With Failure to Connect, we asked our writers what games they were unable to connect with, regardless of their fiscal and critical success. For the month of May we will attempt to explore this issue in detail on a case by case basis.
When I first saw the new Lara Croft way back in 2011, I could scarcely contain my excitement. As someone who had never really gotten into the series during it’s soaring PSX days, this reboot looked primed to be a key entry point. On top of that, the hyper-sexualized Lara Croft of the past had seemingly disappeared completely, replaced by a realistic depiction of a woman who, while undeniably athletic and symmetrically designed, did not represent an immature ideal of female body image. The latter specifically excited me as someone who had spent many years defending the validity of my hobby to naysayers; at last, the absurd examples of G-cup women with tiny waists showcased in Dead or Alive, Soul Calibur, Ninja Gaiden, and the like would fade away blissfully into the past where they belonged.
What I’m trying to iterate here is exactly how much I wanted to love Tomb Raider when it launched in 2013, but ultimately it wasn’t meant to be. Almost immediately after I began playing, something felt amiss about this character. She came across as cold, emotionless, and unsympathetic, even as the narrative went to great pains to paint her as just the opposite. Part of this comes down to the peculiar decision to try and paste the Nathan Drake character arc into this world, a place that really has no place for it.
The Uncharted series was a slam dunk for Sony and Naughty Dog in all three of its console iterations. As such, it wasn’t difficult to see why Crystal Dynamics and Square-Enix might hope to emulate some of that money-making magic in their franchise reboot, particularly because of the creative debt that Uncharted‘s swashbuckling adventure and exploration gameplay owed to the trailblazing Tomb Raider series. Unfortunately, this fact seemed to have lead the developers into an attempt to recreate not just the gameplay of the Uncharted series, but also the personality of Drake himself.
Brash and cocksure on the surface, Drake changed abruptly when confronted by danger into a nervous wreck, often babbling to himself or breaking into an outright panic when faced with mortal peril. As an obvious Indiana Jones surrogate, this felt natural to the character and made him endlessly likable and relatable throughout his mass-murdering adventure. Where Tomb Raider failed was by trying to recreate this same easy empathy in a character where it didn’t really fit. The Lara Croft I met when I started Tomb Raider did not feel like someone who would have a constant inner monologue, and it felt strangely surreal for her to be walking around saying things like “You can do this Lara!” or “Woah-woah-woah-woah.” It’s a direct crib of the Nathan Drake character, and it clashes heavily with the Lara Croft we meet almost immediately.
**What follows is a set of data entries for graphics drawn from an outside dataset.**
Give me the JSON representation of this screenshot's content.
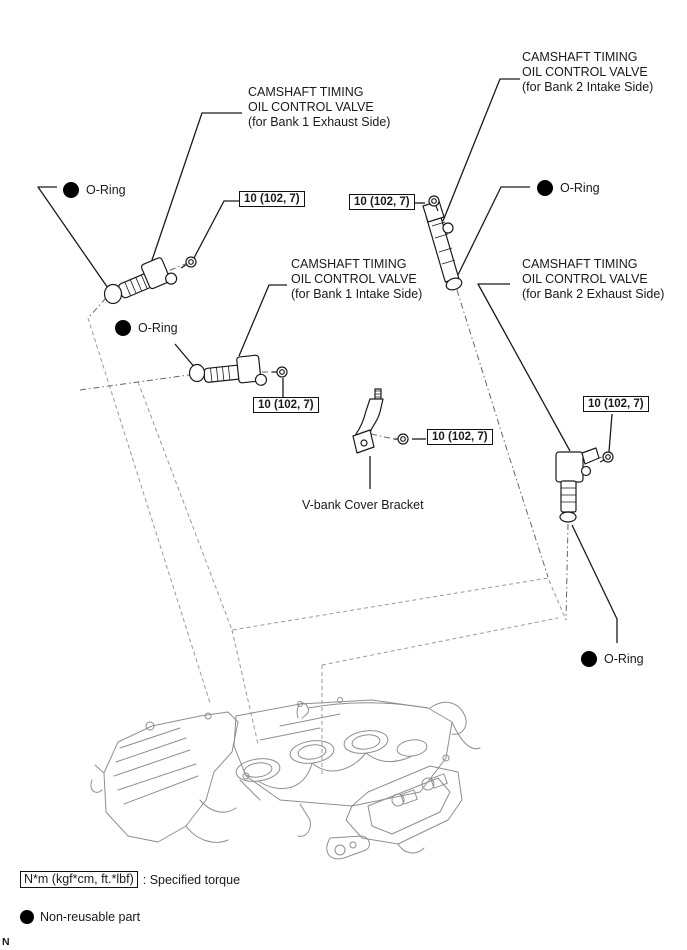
{
  "callouts": {
    "b1_exhaust": {
      "line1": "CAMSHAFT TIMING",
      "line2": "OIL CONTROL VALVE",
      "line3": "(for Bank 1 Exhaust Side)"
    },
    "b2_intake": {
      "line1": "CAMSHAFT TIMING",
      "line2": "OIL CONTROL VALVE",
      "line3": "(for Bank 2 Intake Side)"
    },
    "b1_intake": {
      "line1": "CAMSHAFT TIMING",
      "line2": "OIL CONTROL VALVE",
      "line3": "(for Bank 1 Intake Side)"
    },
    "b2_exhaust": {
      "line1": "CAMSHAFT TIMING",
      "line2": "OIL CONTROL VALVE",
      "line3": "(for Bank 2 Exhaust Side)"
    }
  },
  "oring_label": "O-Ring",
  "torque_value": "10 (102, 7)",
  "bracket_label": "V-bank Cover Bracket",
  "legend": {
    "torque_unit_box": "N*m (kgf*cm, ft.*lbf)",
    "torque_caption": ": Specified torque",
    "nonreusable": "Non-reusable part"
  },
  "page_marker": "N",
  "colors": {
    "ink": "#1a1a1a",
    "engine_line": "#8f8f8f",
    "construction_line": "#999999",
    "axis_line": "#666666",
    "background": "#ffffff"
  }
}
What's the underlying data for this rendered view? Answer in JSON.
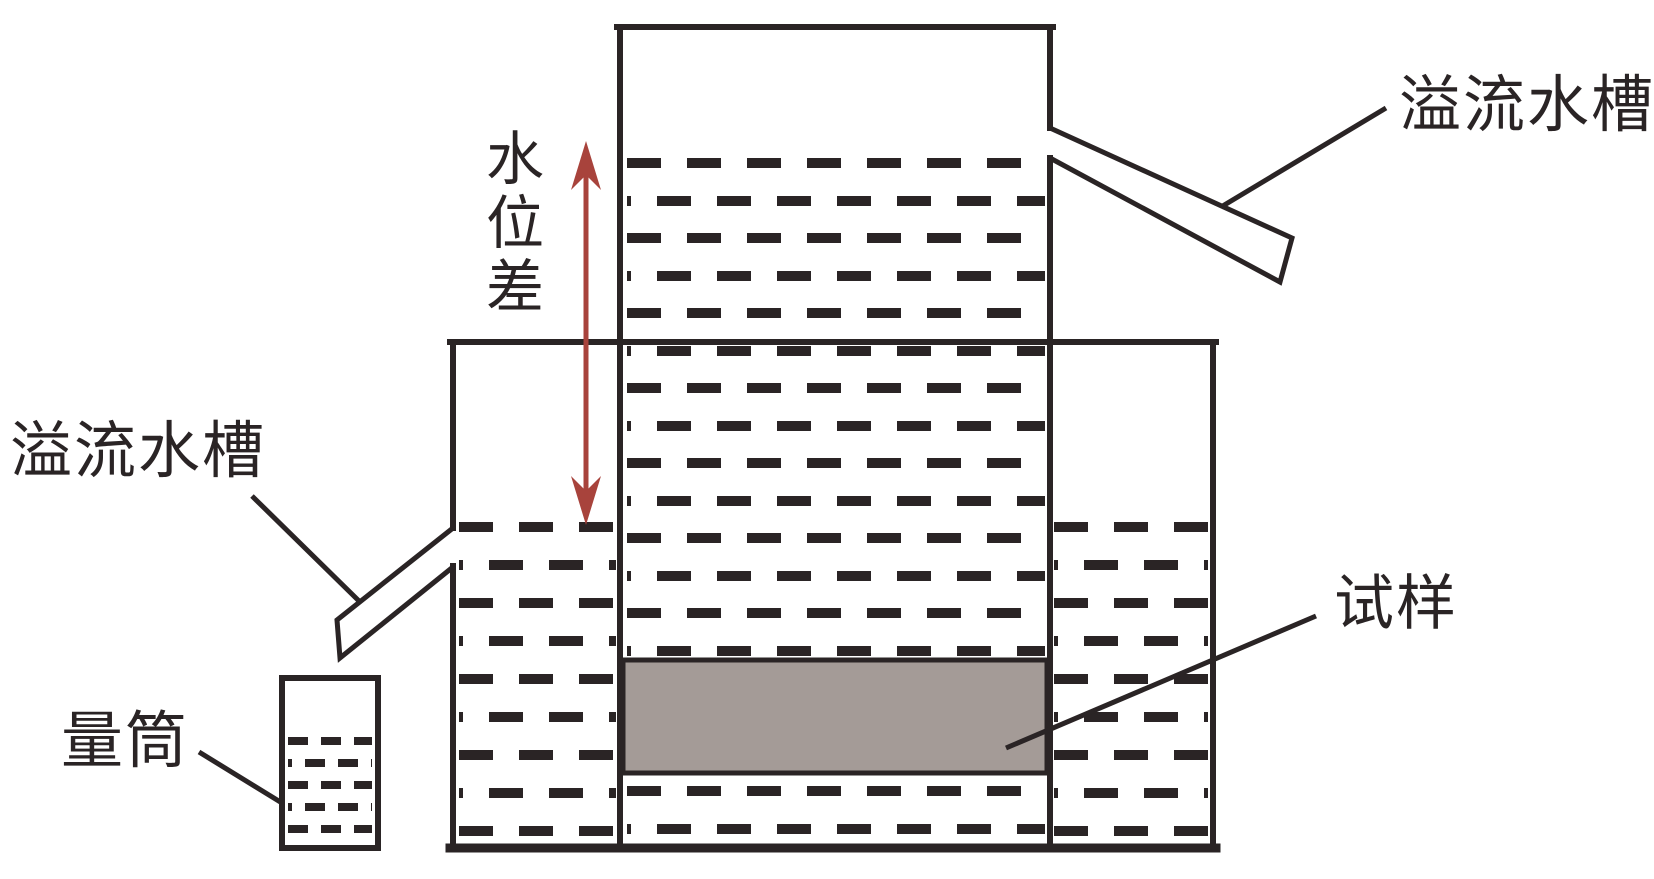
{
  "diagram": {
    "type": "permeability-test-apparatus-schematic",
    "labels": {
      "overflow_tank_top": "溢流水槽",
      "water_level_difference": "水位差",
      "overflow_tank_left": "溢流水槽",
      "measuring_cylinder": "量筒",
      "specimen": "试样"
    },
    "colors": {
      "ink": "#2a2425",
      "accent_red": "#a8433c",
      "specimen_fill": "#a49b97",
      "background": "#ffffff"
    }
  }
}
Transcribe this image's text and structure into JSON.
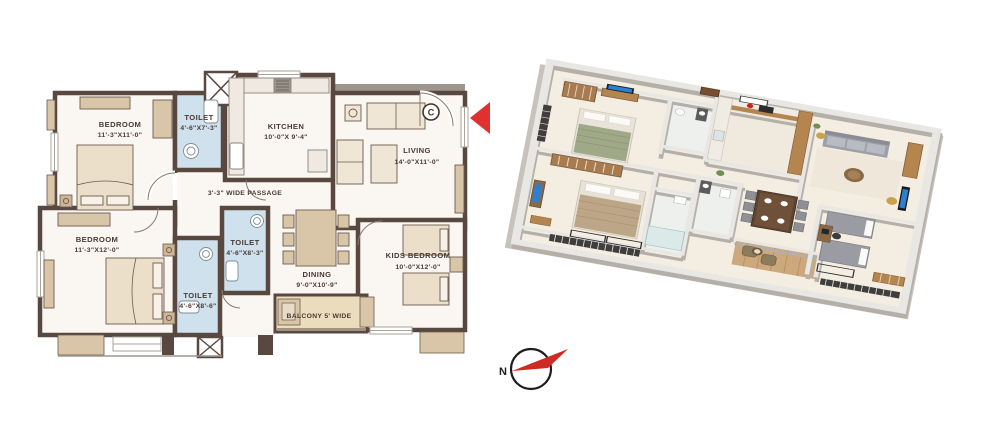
{
  "plan_2d": {
    "rooms": {
      "bedroom_top": {
        "name": "BEDROOM",
        "dims": "11'-3\"X11'-0\""
      },
      "toilet_top": {
        "name": "TOILET",
        "dims": "4'-6\"X7'-3\""
      },
      "kitchen": {
        "name": "KITCHEN",
        "dims": "10'-0\"X 9'-4\""
      },
      "living": {
        "name": "LIVING",
        "dims": "14'-0\"X11'-0\""
      },
      "bedroom_bottom": {
        "name": "BEDROOM",
        "dims": "11'-3\"X12'-0\""
      },
      "toilet_bottom": {
        "name": "TOILET",
        "dims": "4'-6\"X8'-6\""
      },
      "toilet_mid": {
        "name": "TOILET",
        "dims": "4'-6\"X8'-3\""
      },
      "dining": {
        "name": "DINING",
        "dims": "9'-0\"X10'-9\""
      },
      "kids_bedroom": {
        "name": "KIDS BEDROOM",
        "dims": "10'-0\"X12'-0\""
      }
    },
    "passage_label": "3'-3\" WIDE PASSAGE",
    "balcony_label": "BALCONY 5' WIDE",
    "entry_marker": "C"
  },
  "compass": {
    "north_label": "N"
  },
  "colors": {
    "wall": "#584840",
    "toilet_fill": "#cfe1ec",
    "furniture_tan": "#d9c6a8",
    "balcony_fill": "#ecdcbe",
    "arrow_red": "#e03030",
    "chajja_gray": "#9d968e",
    "floor_2d": "#faf6f1",
    "floor_3d": "#f3ede2",
    "wood_3d": "#b5854f"
  }
}
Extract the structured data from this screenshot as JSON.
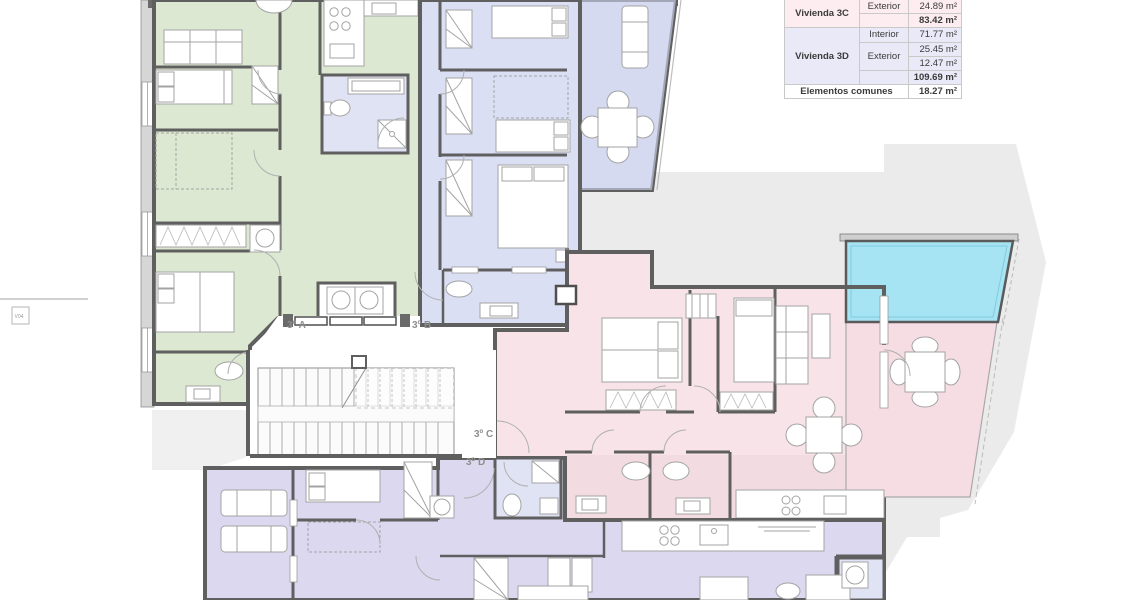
{
  "plan": {
    "title": "floor-plan-third-floor",
    "unit_labels": {
      "a": "3º A",
      "b": "3º B",
      "c": "3º C",
      "d": "3º D"
    },
    "window_label": "V04",
    "colors": {
      "apartment_3a": "#dce8d2",
      "apartment_3b": "#dbdff4",
      "apartment_3c": "#f8e4e8",
      "apartment_3d": "#dcd8f0",
      "bathroom": "#e0e3f4",
      "pool": "#a6e3f3",
      "terrace_pink": "#f6dde3",
      "surround_gray": "#ebebeb",
      "wall": "#5f5f5f"
    }
  },
  "area_table": {
    "units": [
      {
        "name": "Vivienda 3C",
        "rows": [
          {
            "zone": "Exterior",
            "value": "24.89 m²"
          }
        ],
        "total": "83.42 m²"
      },
      {
        "name": "Vivienda 3D",
        "rows": [
          {
            "zone": "Interior",
            "value": "71.77 m²"
          },
          {
            "zone": "Exterior",
            "value": "25.45 m²"
          },
          {
            "zone": "Exterior",
            "value": "12.47 m²"
          }
        ],
        "total": "109.69 m²"
      }
    ],
    "common": {
      "name": "Elementos comunes",
      "value": "18.27 m²"
    }
  }
}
The next problem I had with the game came along very quickly with the controversial attempted rape and the murder that followed. Touted as Lara’s first kill, the incredible cliche of making it a rape scenario again attempts to put us immediately on her side, though via an obvious case of emotional manipulation. Lara, of course, has every right to defend herself from the potential of sexual assault or violence but this fact does not excuse the sloppy and heavy-handed way we arrive at Lara’s first kill. What it does do is exploit this very real threat that exists, and is perpetrated every day in our society, for the easy emotional leverage it allows the story-teller to wield against its audience, barely two hours into this clumsy tale.
All of this aside, the troubles I had with the narrative would be much easier to ignore had Tomb Raider presented a better gameplay model. Instead, it again feels like a direct lift of Nathan Drake’s style of play, albeit painted over with an appropriate layer of origin story dirt and grit. Lara scrambles up cliffs, escapes failing structures, and guns down a small army of mercenaries all while trying to remain vulnerable and affable to the player. This causes the game to feel at odds with itself constantly, with the script portraying Lara as a traumatized victim learning how to survive in a harsh and unforgiving world, and the bulk of the gameplay depicting her as in invincible superheroine who can survive nearly anything with a few scratches.
These survival aspects feel more akin to Metal Gear Solid 3: Snake Eater, but the problem remains in this case as well. Snake, like Nathan Drake is already experienced and battle-hardened when we first meet him, so it doesn’t feel like an amusing juxtaposition when he hunts and cooks the local wildlife with ease or patches himself up at a moments notice. All we know of Lara is that she’s a wealthy heiress when the game opens, and her lack of experience clashes commonly with her seeming invulnerability. The constant message here remains clear: if you want to portray your central character as a likable survivor in a difficult situation, she can’t turn her super powers on and off at a moment’s notice just as we are getting to know her as it flies in the face of everything else the game is trying to communicate about this character.
In the end, I would make it scarcely 6 hours into Lara Croft’s new adventure before losing interest and trading it in at a loss. As such, I’m one of the few who will not be waiting with baited breath for the upcoming successor, Rise of the Tomb Raider, though, I hope for the sake of the the themes and gameplay styles present in the sequel that it showcases a better and more consistent tonal balance.